Sport24 asked: How do you reflect on your Test career with Scotland?
Josh Strauss: I decided to head to Europe, but initially it wasn’t with the intention of playing for Scotland. Glasgow offered me a good contract and it was time for me to go. I really enjoyed playing for Scotland and I loved the guys standing next to me. For me, in any team sport it’s about caring for the guy next to you... There are few things in rugby as cool as singing Flower of Scotland at Murrayfield. I played in the Six Nations and at the 2015 World Cup, so I’m very lucky to say I’ve been able to have done that. To my detriment, I started at an older age and only got my first Test cap at the age of 29. I quickly got to a point where I was spending a lot of time away from my family - sometimes as many as seven weeks at a time - and I started losing the enjoyment for it (the game) and there was also a bit of head-butting with coaches. It got to a point where it wasn’t worth it for me. At one stage, they called me up again and I went back and played in every game. But then again with a bit of head-butting things went sideways. It was unspoken between me and the management team, but we all knew that that was it and we have not spoken since. Apparently I am difficult to deal with because I have had very few coaches who like me, so maybe I’m doing something wrong.
Sport24 asked: Do you have any regrets not playing for South Africa?
Josh Strauss: I wouldn’t say I regret anything I did, but I would have changed a few things in my career if I had known what I know now. I don’t want to be one of those guys one day who say, “If I stayed in South Africa I would have been a Springbok.” People will think that you back yourself too much. But I do believe I would have earned a Springbok cap out of it if I had stayed and kept knocking my head against the wall. However, I made the choice to go having been relegated from Super Rugby with the Lions. I’m now at an age where I am quite content with what I have done over the course of my career. It’s tough to sound like I’m not patriotic, but I never even expected to play Currie Cup rugby let alone be in contention to play for the Springboks. In matric, I had to start by playing in the 11th team. I played myself up to the second team and that is where it ended. Coming out of school, no one expected anything from me. I wasn’t the classic first team captain and had to go to Boland to try play under-19 Currie Cup at the time. It’s fair to say that I walked a bit of a different path to what a lot of the other guys did. As I said earlier, I almost never expected to play Currie Cup rugby, so everything that has happened to me over my career has been an added bonus.
Sport24 asked: Who do you rate as the premier No 8s in the game today?

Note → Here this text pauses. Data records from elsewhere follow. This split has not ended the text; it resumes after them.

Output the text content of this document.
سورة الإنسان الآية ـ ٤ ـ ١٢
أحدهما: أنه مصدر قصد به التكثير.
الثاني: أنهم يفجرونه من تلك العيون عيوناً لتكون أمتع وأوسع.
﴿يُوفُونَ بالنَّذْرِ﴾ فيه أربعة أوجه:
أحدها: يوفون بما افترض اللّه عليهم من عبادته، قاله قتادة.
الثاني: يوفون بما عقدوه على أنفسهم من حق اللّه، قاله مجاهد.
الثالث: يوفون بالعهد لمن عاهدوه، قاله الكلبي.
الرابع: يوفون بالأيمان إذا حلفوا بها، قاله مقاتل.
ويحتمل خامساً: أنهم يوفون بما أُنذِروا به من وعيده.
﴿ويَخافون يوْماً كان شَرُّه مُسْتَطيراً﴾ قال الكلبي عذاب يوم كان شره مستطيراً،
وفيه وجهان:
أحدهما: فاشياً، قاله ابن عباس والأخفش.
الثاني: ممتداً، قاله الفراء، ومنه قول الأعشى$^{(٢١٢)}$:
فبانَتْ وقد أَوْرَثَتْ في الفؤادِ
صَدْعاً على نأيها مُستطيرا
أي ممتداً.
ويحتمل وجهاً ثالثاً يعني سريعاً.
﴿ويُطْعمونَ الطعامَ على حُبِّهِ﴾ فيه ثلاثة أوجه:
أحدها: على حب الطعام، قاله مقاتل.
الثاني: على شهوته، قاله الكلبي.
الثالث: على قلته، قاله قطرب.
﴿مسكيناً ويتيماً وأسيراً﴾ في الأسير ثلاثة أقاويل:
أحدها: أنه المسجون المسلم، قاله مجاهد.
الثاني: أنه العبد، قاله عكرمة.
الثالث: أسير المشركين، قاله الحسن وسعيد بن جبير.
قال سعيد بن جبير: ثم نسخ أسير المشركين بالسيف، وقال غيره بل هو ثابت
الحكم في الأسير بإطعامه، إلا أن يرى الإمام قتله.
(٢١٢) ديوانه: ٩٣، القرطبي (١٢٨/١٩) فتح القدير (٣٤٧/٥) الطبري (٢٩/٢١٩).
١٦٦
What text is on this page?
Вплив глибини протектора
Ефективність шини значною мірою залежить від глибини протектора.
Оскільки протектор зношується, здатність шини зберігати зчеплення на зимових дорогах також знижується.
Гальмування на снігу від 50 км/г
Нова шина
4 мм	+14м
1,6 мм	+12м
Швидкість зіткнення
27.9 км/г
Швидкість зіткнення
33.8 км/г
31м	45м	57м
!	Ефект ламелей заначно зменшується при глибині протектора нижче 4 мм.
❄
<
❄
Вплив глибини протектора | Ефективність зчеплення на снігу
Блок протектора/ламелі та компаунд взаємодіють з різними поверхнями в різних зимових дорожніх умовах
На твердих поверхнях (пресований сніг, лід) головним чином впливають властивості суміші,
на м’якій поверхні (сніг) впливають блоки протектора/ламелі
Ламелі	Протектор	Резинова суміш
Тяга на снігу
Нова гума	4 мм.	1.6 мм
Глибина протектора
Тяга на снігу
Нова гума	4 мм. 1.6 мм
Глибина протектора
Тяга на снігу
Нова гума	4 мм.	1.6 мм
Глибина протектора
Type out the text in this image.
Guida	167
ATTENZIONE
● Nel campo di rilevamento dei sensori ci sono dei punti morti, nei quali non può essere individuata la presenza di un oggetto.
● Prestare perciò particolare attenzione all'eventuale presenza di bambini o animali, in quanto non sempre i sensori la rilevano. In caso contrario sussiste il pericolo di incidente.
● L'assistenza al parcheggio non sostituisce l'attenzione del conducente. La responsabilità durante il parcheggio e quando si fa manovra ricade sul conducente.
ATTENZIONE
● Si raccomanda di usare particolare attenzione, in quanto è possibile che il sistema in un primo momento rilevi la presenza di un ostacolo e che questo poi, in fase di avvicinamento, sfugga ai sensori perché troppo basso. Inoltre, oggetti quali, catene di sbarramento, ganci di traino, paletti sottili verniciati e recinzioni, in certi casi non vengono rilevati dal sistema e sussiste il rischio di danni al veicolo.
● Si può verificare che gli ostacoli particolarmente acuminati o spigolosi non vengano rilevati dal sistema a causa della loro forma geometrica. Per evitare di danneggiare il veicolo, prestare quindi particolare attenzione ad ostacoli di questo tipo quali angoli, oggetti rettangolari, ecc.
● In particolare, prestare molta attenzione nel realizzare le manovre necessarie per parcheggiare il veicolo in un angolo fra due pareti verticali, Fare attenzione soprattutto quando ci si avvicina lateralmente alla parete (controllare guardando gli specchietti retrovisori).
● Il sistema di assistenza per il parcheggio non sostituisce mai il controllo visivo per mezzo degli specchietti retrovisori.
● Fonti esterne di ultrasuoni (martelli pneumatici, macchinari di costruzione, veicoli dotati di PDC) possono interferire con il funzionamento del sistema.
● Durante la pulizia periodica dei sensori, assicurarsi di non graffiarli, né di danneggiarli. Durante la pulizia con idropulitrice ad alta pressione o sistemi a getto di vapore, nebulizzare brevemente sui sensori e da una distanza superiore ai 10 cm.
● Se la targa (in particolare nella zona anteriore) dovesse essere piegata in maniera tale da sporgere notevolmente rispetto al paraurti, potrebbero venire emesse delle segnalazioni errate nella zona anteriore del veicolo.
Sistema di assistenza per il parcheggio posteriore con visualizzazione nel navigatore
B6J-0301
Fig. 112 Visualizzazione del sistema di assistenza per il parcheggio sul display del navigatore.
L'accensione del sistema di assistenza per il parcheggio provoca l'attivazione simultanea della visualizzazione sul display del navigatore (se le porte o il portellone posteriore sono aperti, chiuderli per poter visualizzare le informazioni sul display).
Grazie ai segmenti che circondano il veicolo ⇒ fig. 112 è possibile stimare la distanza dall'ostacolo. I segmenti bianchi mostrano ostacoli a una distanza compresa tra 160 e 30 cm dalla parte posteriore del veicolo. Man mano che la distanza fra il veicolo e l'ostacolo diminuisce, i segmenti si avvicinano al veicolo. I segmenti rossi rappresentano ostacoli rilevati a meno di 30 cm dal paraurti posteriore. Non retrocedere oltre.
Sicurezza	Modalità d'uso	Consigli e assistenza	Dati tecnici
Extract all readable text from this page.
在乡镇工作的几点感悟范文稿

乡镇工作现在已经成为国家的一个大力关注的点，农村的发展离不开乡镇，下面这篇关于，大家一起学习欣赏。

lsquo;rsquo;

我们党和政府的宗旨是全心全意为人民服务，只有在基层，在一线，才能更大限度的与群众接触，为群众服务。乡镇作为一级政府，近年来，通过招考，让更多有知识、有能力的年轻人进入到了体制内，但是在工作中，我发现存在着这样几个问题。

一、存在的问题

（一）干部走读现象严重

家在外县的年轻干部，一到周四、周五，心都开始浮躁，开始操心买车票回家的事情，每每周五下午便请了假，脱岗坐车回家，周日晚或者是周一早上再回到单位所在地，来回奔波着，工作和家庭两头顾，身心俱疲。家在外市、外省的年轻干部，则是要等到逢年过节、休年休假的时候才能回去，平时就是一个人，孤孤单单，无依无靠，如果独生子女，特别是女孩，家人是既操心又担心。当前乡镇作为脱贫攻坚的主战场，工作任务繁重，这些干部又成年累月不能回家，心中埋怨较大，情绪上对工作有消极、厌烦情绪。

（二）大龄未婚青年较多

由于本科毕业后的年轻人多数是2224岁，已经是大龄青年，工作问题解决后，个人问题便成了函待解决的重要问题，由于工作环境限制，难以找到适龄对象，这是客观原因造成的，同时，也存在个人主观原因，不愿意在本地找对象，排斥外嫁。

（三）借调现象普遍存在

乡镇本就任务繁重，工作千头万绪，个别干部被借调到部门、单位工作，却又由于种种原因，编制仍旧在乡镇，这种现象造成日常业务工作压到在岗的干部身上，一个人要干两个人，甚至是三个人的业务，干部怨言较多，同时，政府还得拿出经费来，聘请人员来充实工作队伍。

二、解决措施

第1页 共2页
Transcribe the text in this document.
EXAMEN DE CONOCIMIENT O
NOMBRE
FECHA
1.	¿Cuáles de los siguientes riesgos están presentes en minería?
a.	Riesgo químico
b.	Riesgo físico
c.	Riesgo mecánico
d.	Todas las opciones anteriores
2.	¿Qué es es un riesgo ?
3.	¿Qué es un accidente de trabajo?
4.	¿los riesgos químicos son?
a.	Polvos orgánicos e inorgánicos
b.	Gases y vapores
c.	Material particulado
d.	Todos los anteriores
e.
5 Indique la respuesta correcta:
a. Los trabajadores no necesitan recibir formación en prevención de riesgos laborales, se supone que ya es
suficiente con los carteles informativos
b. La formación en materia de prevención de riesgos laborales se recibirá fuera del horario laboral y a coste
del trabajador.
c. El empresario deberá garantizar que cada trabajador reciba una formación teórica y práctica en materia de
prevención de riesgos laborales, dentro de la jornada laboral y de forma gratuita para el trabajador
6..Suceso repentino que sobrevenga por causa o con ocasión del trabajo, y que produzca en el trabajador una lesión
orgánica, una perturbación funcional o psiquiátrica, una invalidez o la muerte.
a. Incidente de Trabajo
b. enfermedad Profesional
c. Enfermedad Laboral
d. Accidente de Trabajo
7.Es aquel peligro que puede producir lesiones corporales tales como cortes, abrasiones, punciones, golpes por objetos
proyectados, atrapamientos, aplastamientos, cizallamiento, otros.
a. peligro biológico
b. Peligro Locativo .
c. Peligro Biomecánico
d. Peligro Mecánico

Josh Strauss: I rate Billy Vunipola quite highly. I played against him a couple of times and he is as hard as nails. Another eighthman, who was one of the toughest opponents I played against is Louis Picamoles. He may not be the talk of the town anymore, but he was exceptionally difficult to play against at the peak of his powers. I have also been impressed with Gregory Alldritt, who has replaced Picamoles for France. I rate him and he had an outstanding Six Nations, scooping three Man of the Match awards in five games. He is a very good young player. On a South African front, I have got to know and love Juarno Augustus from my time at the Stormers. They don’t make them like that every day – the guy is an absolute unit. Trokkie is a special young player and hopefully has a long career ahead of him. On the other side of the coin, Duane Vermeulen is a seasoned campaigner. He is my age, he has achieved so much over the course of his career and is still playing really well. I’m sure his goal would be to play against the British and Irish Lions in 2021. Trokkie, being the new guy on the block, is also in the mix for the series, which only comes to South Africa every 12 years.
Sport24 asked: Dream dinner guests. Who would you invite over and why?
Josh Strauss: In terms of a dinner party, the one guest I would love to have is Will Ferrell. I think the American comedian must be the funniest guy in the world. I love Danny McBride as well and I think he would be a great laugh. I would also invite South Park writers Trey Parker and Matt Stone. I like the way the show makes fun of subjects that other people find very offensive. I’m a big believer that you should not take yourself too seriously because in the greater scheme of things you are very unimportant. In terms of music for the evening, we would bring our punk rock band back together. We have had a few band names and our last was Annie Avenue because she is the girl who sang with us. That was the last project I was officially involved with and we actually released a five-track CD.